Notice what’s missing here: any commitment to a particular level of availability, or any information about the cause of the outage, or any information about how they applied “focused discipline” to keep it from happening again.
Given the production incidents that occurred in August, we’ll be extending the full SLA credit to all Google Apps Premier customers for the month of August, which represents a 15-day extension of your service. SLA credits will be applied to the new service term for accounts with a renewal order pending. This credit will be applied to your account automatically so there’s no action needed on your part.
So let me get this straight: in exchange for three days of outages (in fairness, not three complete outages), you’re going to give me a credit for $25/user. That’s not a bad start, but I daresay for most Google Apps customers it’s only a small fraction of their lost productivity. Not to mention that I might not want a service credit in the first place.
We’ve also heard your guidance around the need for better communication when outages occur. Here are three things that we’re doing to make things better:
We’re building a dashboard to provide you with system status information. This dashboard, which we aim to make available in a few months, will enable us to share the following information during an outage:
- A description of the problem, with emphasis on user impact. Our belief is during the course of an outage, we should be singularly focused on solving the problem. Solving production problems involves an investigative process that’s iterative.
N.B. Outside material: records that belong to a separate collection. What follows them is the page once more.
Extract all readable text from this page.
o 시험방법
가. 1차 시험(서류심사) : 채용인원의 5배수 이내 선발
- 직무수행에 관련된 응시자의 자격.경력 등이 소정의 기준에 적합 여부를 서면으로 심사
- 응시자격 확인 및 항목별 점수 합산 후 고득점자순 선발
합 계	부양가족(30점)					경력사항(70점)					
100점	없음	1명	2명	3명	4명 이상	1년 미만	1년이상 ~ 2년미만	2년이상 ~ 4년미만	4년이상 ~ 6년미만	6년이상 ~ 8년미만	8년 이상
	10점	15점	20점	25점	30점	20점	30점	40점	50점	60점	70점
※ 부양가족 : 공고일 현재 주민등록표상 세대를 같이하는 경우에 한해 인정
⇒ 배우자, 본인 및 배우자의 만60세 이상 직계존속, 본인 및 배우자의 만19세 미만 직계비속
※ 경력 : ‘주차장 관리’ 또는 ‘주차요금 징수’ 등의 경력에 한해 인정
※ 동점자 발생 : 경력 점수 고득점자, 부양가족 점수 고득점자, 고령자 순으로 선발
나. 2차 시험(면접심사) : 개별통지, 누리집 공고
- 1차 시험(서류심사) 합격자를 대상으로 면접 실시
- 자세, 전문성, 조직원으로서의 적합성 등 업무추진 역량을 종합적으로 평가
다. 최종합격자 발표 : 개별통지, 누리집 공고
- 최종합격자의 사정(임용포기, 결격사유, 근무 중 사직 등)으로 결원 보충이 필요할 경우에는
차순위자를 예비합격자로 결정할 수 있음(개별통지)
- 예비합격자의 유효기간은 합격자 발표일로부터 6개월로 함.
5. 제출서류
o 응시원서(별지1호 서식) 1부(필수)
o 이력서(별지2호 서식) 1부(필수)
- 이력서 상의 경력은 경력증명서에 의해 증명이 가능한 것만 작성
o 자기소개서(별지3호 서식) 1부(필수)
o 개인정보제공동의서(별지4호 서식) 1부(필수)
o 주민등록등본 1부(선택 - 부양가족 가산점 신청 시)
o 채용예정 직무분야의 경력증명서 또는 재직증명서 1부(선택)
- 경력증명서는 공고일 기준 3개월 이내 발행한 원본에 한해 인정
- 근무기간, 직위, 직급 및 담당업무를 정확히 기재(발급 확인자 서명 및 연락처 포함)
Until the problem is solved, we don’t have accurate information around root cause, much less corrective action, that will be particularly useful to you. Given this practical reality, we believe that informing you that a problem exists and assuring you that we’re working on resolving it is the useful thing to do.
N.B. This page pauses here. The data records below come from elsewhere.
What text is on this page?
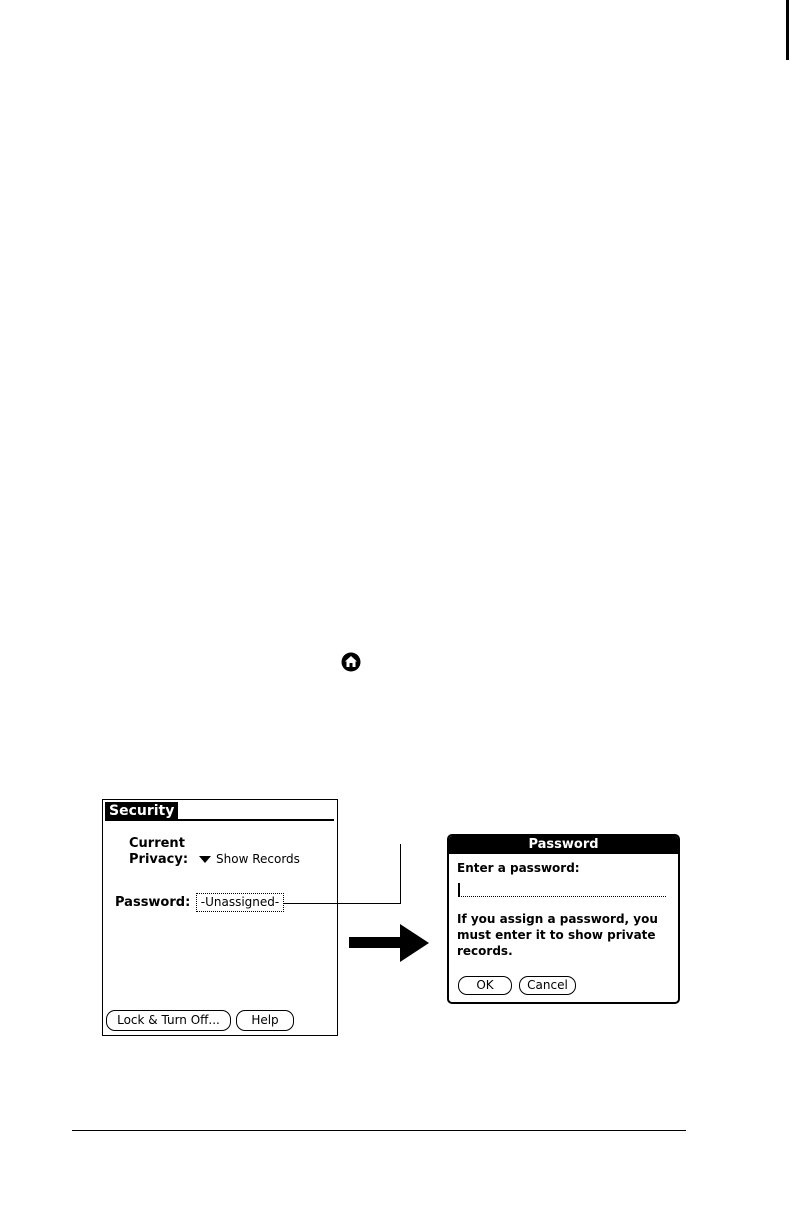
Security
Current
Privacy: Show Records
Password: -Unassigned-
Lock & Turn Off...	Help
Password
Enter a password:
If you assign a password, you must enter it to show private records.
OK	Cancel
- A continuously updated estimated time-to-resolution. Many of you have told us that it’s important to let you know when the problem will be solved. Once again, the answer is not always immediately known. In this case, we’ll provide regular updates to you as we progress through the troubleshooting process.
Positive steps, but note that there’s no definite delivery date. Note also the weasel language around how “assuring you” is the useful thing to do. No, fixing the problem is the useful thing to do, followed closely by timely and informative status reports. Just look at what Twitter does, then do the opposite. (Actually, for a decent model, check out how the Xbox Live service folks handle outages.)
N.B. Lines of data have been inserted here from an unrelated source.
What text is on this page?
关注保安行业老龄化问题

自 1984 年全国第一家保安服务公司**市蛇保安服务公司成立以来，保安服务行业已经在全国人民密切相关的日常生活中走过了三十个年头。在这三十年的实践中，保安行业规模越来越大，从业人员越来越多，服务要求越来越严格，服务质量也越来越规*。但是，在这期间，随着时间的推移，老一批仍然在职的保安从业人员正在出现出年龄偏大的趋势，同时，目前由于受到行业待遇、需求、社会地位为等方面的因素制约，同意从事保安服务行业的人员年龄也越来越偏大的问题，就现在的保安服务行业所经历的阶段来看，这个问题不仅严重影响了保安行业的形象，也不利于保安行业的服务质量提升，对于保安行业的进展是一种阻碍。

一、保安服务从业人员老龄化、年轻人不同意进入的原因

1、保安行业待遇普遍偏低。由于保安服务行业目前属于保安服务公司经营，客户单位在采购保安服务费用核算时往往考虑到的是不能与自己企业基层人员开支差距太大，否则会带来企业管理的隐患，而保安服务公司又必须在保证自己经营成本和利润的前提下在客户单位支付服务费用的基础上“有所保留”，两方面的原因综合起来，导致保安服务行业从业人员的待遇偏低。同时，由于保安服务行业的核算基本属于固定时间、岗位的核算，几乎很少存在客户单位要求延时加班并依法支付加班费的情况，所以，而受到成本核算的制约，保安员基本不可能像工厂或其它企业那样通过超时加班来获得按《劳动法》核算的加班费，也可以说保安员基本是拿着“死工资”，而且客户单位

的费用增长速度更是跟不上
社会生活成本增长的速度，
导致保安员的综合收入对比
In cases where your business requires more detailed information, we’ll provide a formal incident report within 48 hours of problem resolution. This incident report will contain the following information:
- business description of the problem, with emphasis on user impact;
- technical description of the problem, with emphasis on root cause;
- actions taken to solve the problem;
- actions taken or to be taken to prevent recurrence of the problem;
- e. time line of the outage.
This is more like it! However, my business always requires this detailed information. Who says so? I do. I’m betting that Google will closely control this information, and that they will only provide it if they think your business requires such information.
In cases where your business requires an in-depth dialogue about the outage, we’ll support your internal communication process through participation in post-mortem calls with you and your management team.
Translated: “if you take heat for our outages, we’ll be happy to get on the phone and help spin the problem so we don’t lose your account.”
Once again, thanks for you continued support and understanding.
Sincerely, The Google Apps Team